Questo era stato precedentemente interpretato come il risultato di un impatto di ipervelocità, quindi Schneiderman e i suoi colleghi hanno deciso di dare un’occhiata più da vicino al monossido di carbonio attorno alla stella.
“Quando le persone vogliono studiare il gas nei dischi di detriti, il monossido di carbonio è in genere il più luminoso e quindi il più facile da trovare”, ha affermato Schneiderman. “Quindi, abbiamo esaminato di nuovo i dati sul monossido di carbonio per HD 172555 perché era un sistema interessante”.

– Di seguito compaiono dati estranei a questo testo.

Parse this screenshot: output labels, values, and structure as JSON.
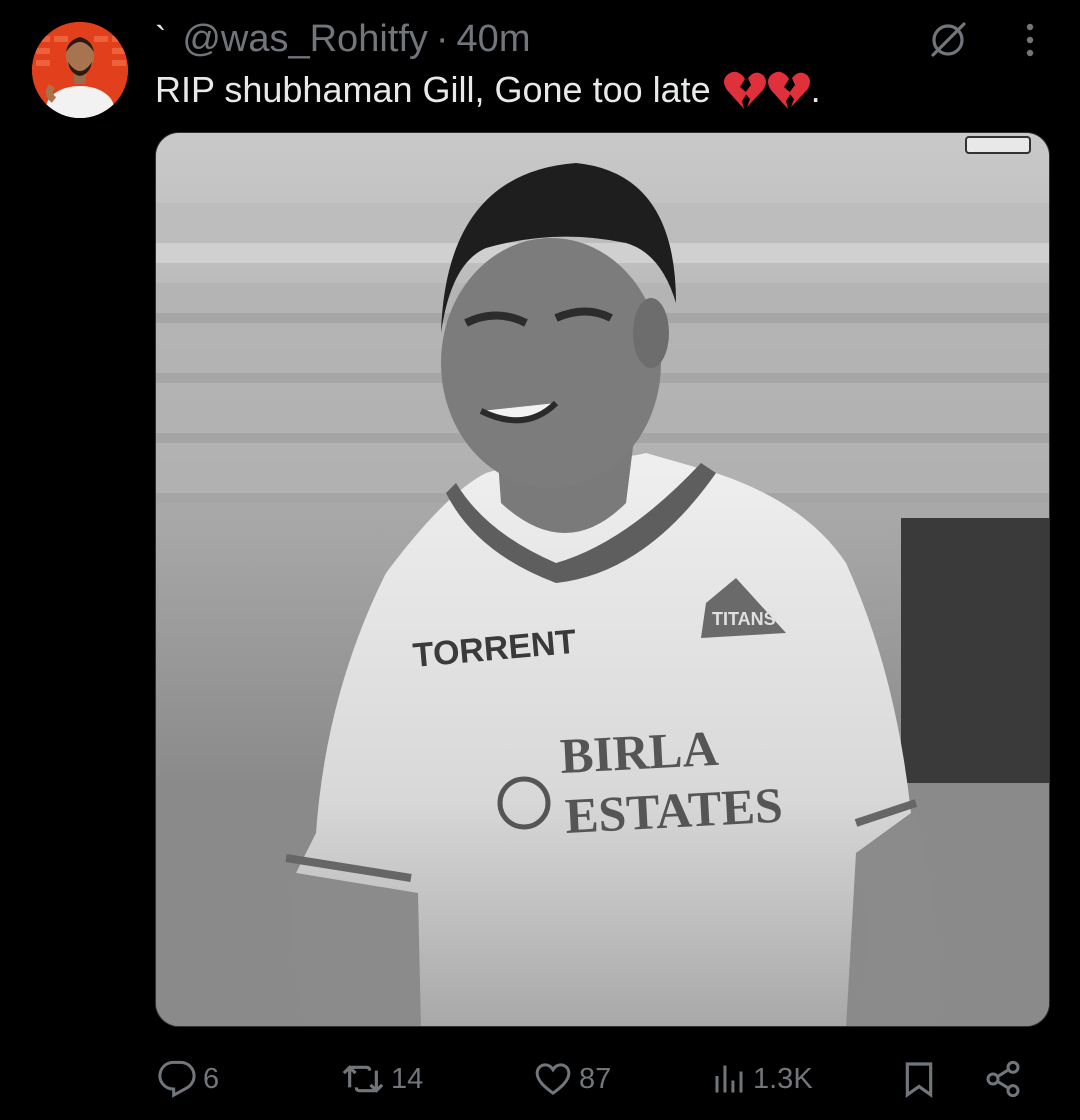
{
  "tweet": {
    "display_name": "`",
    "handle": "@was_Rohitfy",
    "separator": "·",
    "time": "40m",
    "text": "RIP shubhaman Gill, Gone too late",
    "text_suffix": ".",
    "media": {
      "jersey_sponsor": "TORRENT",
      "jersey_main_1": "BIRLA",
      "jersey_main_2": "ESTATES",
      "jersey_badge": "TITANS"
    },
    "actions": {
      "replies": "6",
      "reposts": "14",
      "likes": "87",
      "views": "1.3K"
    }
  },
  "icons": {
    "avatar": "avatar",
    "grok": "grok-icon",
    "more": "more-vertical-icon",
    "broken_heart": "broken-heart-emoji",
    "reply": "reply-icon",
    "repost": "repost-icon",
    "like": "heart-icon",
    "views": "views-icon",
    "bookmark": "bookmark-icon",
    "share": "share-icon"
  },
  "colors": {
    "background": "#000000",
    "text_primary": "#e7e9ea",
    "text_secondary": "#71767b",
    "avatar_bg": "#e2401c",
    "emoji_red": "#e0303c"
  }
}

Hanno scoperto che c’era molto monossido di carbonio, in orbita attorno alla stella a una distanza insolitamente ravvicinata di 10 unità astronomiche. A questa distanza, il gas avrebbe dovuto essere scomposto dalla radiazione stellare, il che significava che una spiegazione era giustificata.
La soluzione migliore per le osservazioni, secondo la modellazione del team, è stata un impatto gigantesco. Sono stati persino in grado di restringere il campo quando e come è successo. Almeno 200.000 anni fa – abbastanza recente da non far crollare il monossido di carbonio – un pianeta roccioso delle dimensioni della Terra è stato colpito da un corpo più piccolo a una velocità di 10 chilometri al secondo (oltre 22.000 miglia all’ora).
Questo impatto sarebbe stato così violento da disperdere almeno una parte dell’atmosfera del pianeta roccioso. Questo spiegherebbe il monossido di carbonio e la polvere ricca di silice.
“Di tutti gli scenari, è l’unico che può spiegare tutte le caratteristiche dei dati”, ha detto Schneiderman.
“Nei sistemi di questa età, ci aspettiamo che ci siano impatti giganti, e ci aspettiamo che gli impatti giganti siano davvero abbastanza comuni. Le scale temporali funzionano, l’età funziona e i vincoli morfologici e compositivi funzionano. L’unico processo plausibile che potrebbe produrre monossido di carbonio in questo sistema in questo contesto è un impatto gigantesco”.
I risultati ci forniscono nuovi strumenti per identificare quando si sono verificati impatti giganteschi. Se troviamo grandi quantità di monossido di carbonio dove non dovrebbe essere intorno a una stella, potrebbe essere un segno che le cose si sono complicate durante la formazione di un sistema planetario.
Possiamo quindi studiare questo gas e altri detriti, non solo per saperne di più sulle conseguenze di tali collisioni, ma per capire di cosa sono fatti i pianeti in altri sistemi: una sorta di aruspicia cosmica che potrebbe portarci a una migliore comprensione di come i pianeti sono nati.
La ricerca è stata pubblicata su Nature.